Çıplak gözle izlediğim ilk Dünya Kupasının seyre doyamadığımız yıldızıydı Dr. Socrates.. Efsane Breziya'nın o yıl iki unutulmazı vardı.. Beyaz Pele Zico ve Dr. Socrates.. Doktor, takma adı, lakabı falan değildi. Tıp doktoruydu resmen.. İlaveten fena halde de yakışıklıydı. Dr. Socrates adlı sakal modası yaratacak kadar. Nasıl karizmatikti. İspanya sokaklarını dolduran dünyanın dört bir yanından gelmiş kadınlar, başta Brezilya dilberleri tabii, bayılırlardı. Biz de futboluna bayılırdık.
Gurupları rahat geçtiler. İkinci tur da üçlü guruplar vardı. Arjantin ve Brezilya ayni guruba düşünce üzüldük. Devlerden biri gidecekti.. Hangisi?.. Gurubun üçüncü takımı ilk turdan galibiyetsiz, averajla çıkan İtalya'ydı. İki maçını da 1-1 bitirmiş, rakipleri kendi aralarında 0-0 berabere kaldıkları için İtalya, attığı gol fazla olduğundan tur atlamıştı. Hesaplarımıza göre bu zavallı İtalya'ya hangisi fazla gol atarsa, çeyrek finale o çıkacaktı..

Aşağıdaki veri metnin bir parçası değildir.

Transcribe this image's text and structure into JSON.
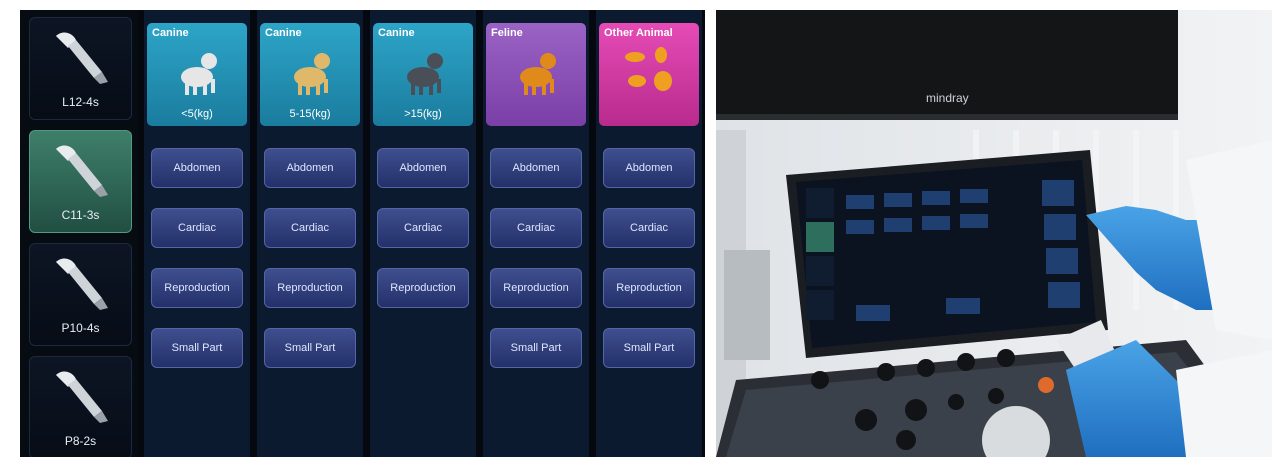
{
  "probes": [
    {
      "label": "L12-4s",
      "active": false
    },
    {
      "label": "C11-3s",
      "active": true
    },
    {
      "label": "P10-4s",
      "active": false
    },
    {
      "label": "P8-2s",
      "active": false
    }
  ],
  "columns": [
    {
      "title": "Canine",
      "sub": "<5(kg)",
      "style": "canine",
      "icon": "small-dog-icon",
      "buttons": [
        "Abdomen",
        "Cardiac",
        "Reproduction",
        "Small Part"
      ]
    },
    {
      "title": "Canine",
      "sub": "5-15(kg)",
      "style": "canine",
      "icon": "medium-dog-icon",
      "buttons": [
        "Abdomen",
        "Cardiac",
        "Reproduction",
        "Small Part"
      ]
    },
    {
      "title": "Canine",
      "sub": ">15(kg)",
      "style": "canine",
      "icon": "large-dog-icon",
      "buttons": [
        "Abdomen",
        "Cardiac",
        "Reproduction"
      ]
    },
    {
      "title": "Feline",
      "sub": "",
      "style": "feline",
      "icon": "cat-icon",
      "buttons": [
        "Abdomen",
        "Cardiac",
        "Reproduction",
        "Small Part"
      ]
    },
    {
      "title": "Other Animal",
      "sub": "",
      "style": "other",
      "icon": "other-animals-icon",
      "buttons": [
        "Abdomen",
        "Cardiac",
        "Reproduction",
        "Small Part"
      ]
    }
  ],
  "photo": {
    "brand": "mindray"
  },
  "colors": {
    "canine": "#2da5c8",
    "feline": "#9a63c4",
    "other": "#e64bb6",
    "active_probe": "#3e7f6a",
    "button": "#3f4f8e"
  }
}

Bir tek Sinyor, yani Can Bartu "Beyler siz futboldan pek anlamıyorsunuz, ya da İtalya'nın farkında değilsiniz" dedi.. "Onlar büyük skandallarla buraya geldiler. Yeni yeni toparlanıyorlar ve her maç daha iyi oynuyorlar.. İtalya bu gurubu birinci bitirir, ardından şampiyon olur.. Rossi de gol kralı" dedi.. Çekti gitti..
Arkasından güldük..
"İki sene İtalya'da oynadı ya.. İtalya uzmanı kesildi başımıza" dedik arkasından..

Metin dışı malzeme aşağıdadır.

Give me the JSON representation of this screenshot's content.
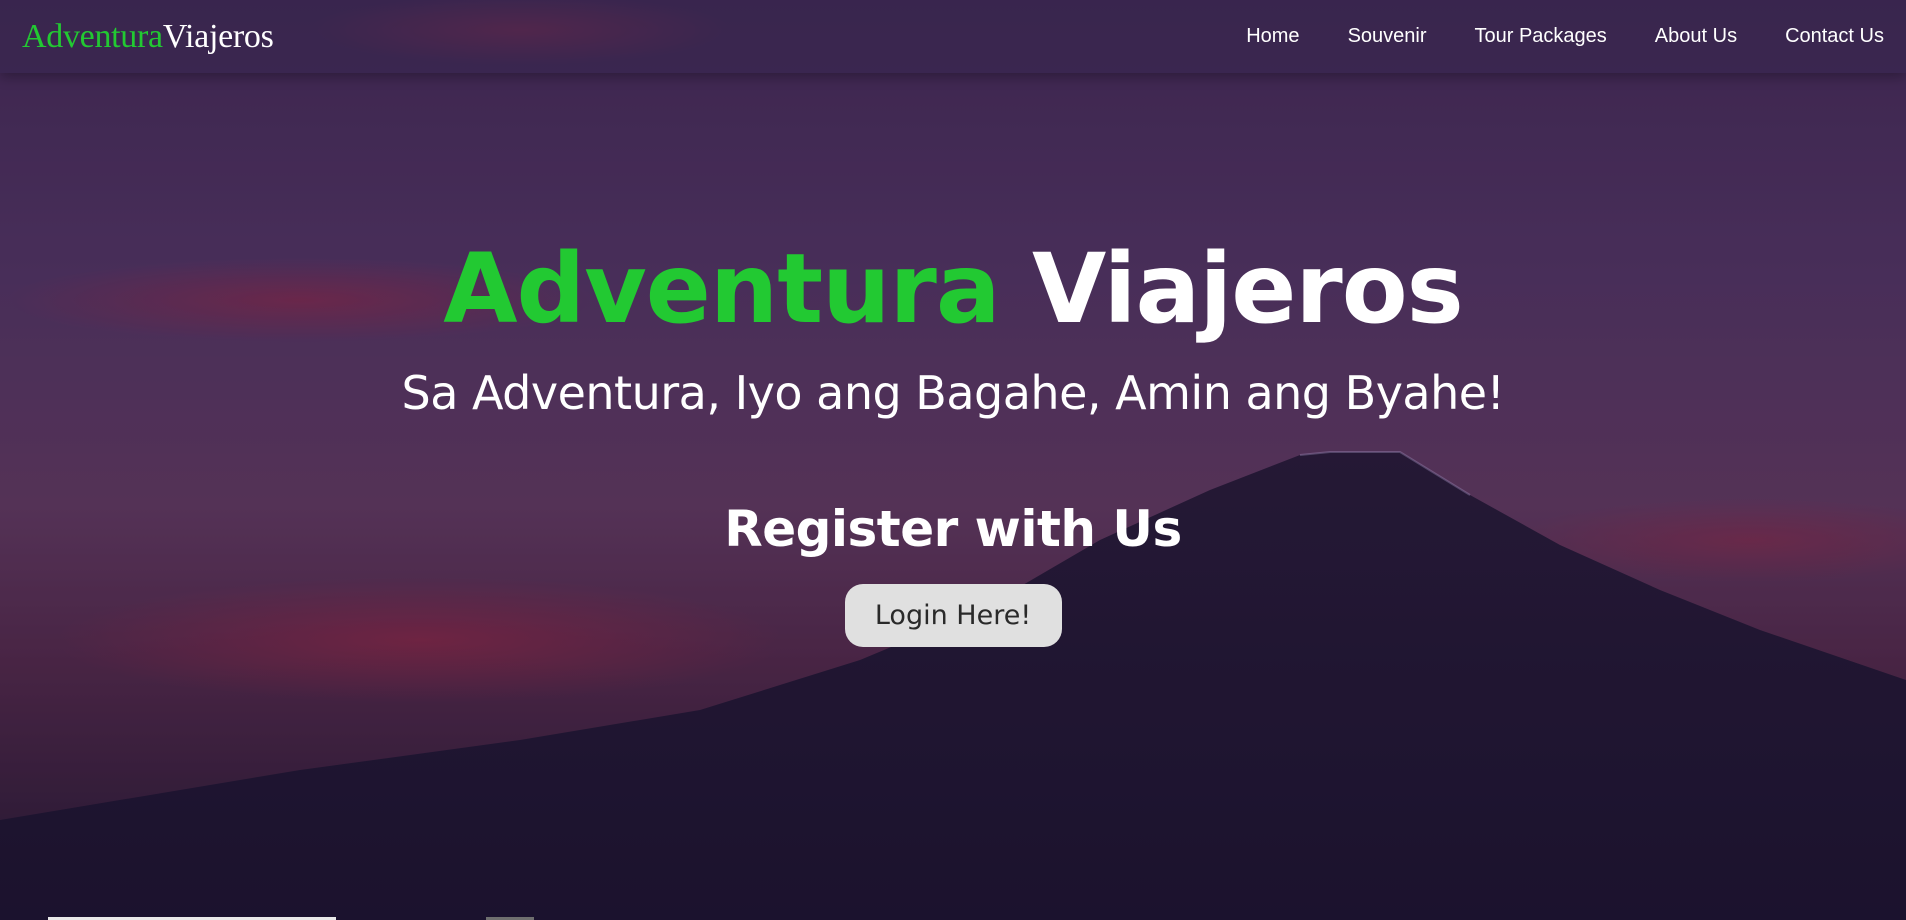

O guruptan İtalya çıktı. Brezilya'yı 3-2 yenerek.. Şampiyon oldular. Rossi de gol kralı..
Ve biz Dr. Sokrates ve kaptanlığını yaptığı "Kupasız Şampiyon" denecek kadar efsane o Brezilya'ya çok erken veda ettik..

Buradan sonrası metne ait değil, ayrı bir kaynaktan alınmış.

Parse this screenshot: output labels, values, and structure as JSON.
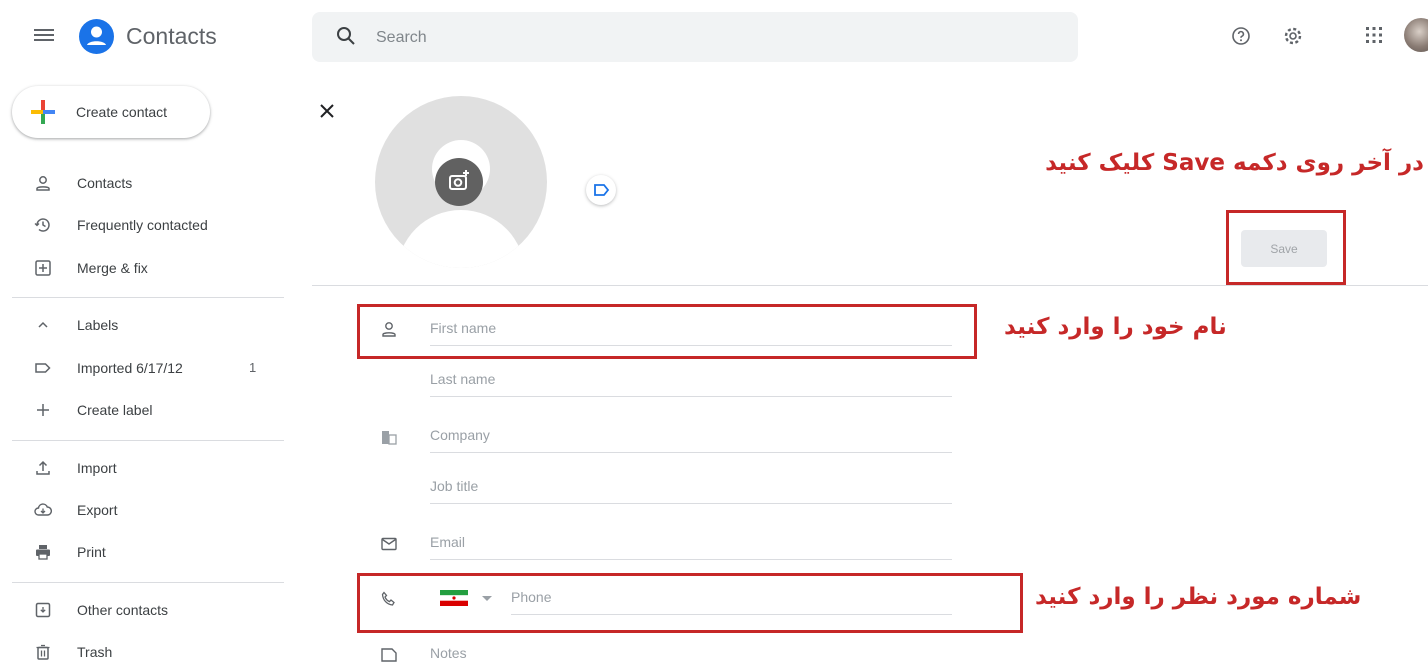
{
  "header": {
    "app_title": "Contacts",
    "search_placeholder": "Search",
    "brand_color": "#1a73e8"
  },
  "sidebar": {
    "create_label": "Create contact",
    "items": [
      {
        "label": "Contacts",
        "icon": "person-icon"
      },
      {
        "label": "Frequently contacted",
        "icon": "history-icon"
      },
      {
        "label": "Merge & fix",
        "icon": "merge-icon"
      },
      {
        "label": "Labels",
        "icon": "chevron-up-icon"
      },
      {
        "label": "Imported 6/17/12",
        "icon": "label-icon",
        "count": "1"
      },
      {
        "label": "Create label",
        "icon": "plus-icon"
      },
      {
        "label": "Import",
        "icon": "upload-icon"
      },
      {
        "label": "Export",
        "icon": "cloud-download-icon"
      },
      {
        "label": "Print",
        "icon": "printer-icon"
      },
      {
        "label": "Other contacts",
        "icon": "archive-icon"
      },
      {
        "label": "Trash",
        "icon": "trash-icon"
      }
    ]
  },
  "form": {
    "save_label": "Save",
    "first_name_placeholder": "First name",
    "last_name_placeholder": "Last name",
    "company_placeholder": "Company",
    "job_title_placeholder": "Job title",
    "email_placeholder": "Email",
    "phone_placeholder": "Phone",
    "notes_placeholder": "Notes",
    "phone_country_flag": "iran-flag-icon"
  },
  "annotations": {
    "save_hint": "در آخر روی دکمه Save کلیک کنید",
    "name_hint": "نام خود را وارد کنید",
    "phone_hint": "شماره مورد نظر را وارد کنید",
    "color": "#c62828"
  }
}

Tıp doktoru olmasına rağmen aşırı alkol ve sigara tüketimi yüzünden sağlığını kaybetti. Uzun zamandır, yoğun bakımlara girip çıkarak yaşıyordu. Geçen hafta sonu Ünal'ın telefonuna mesaj geldi. Bana uzattı..
Dr. Socrates, ölmüştü. 57 yaşındaydı..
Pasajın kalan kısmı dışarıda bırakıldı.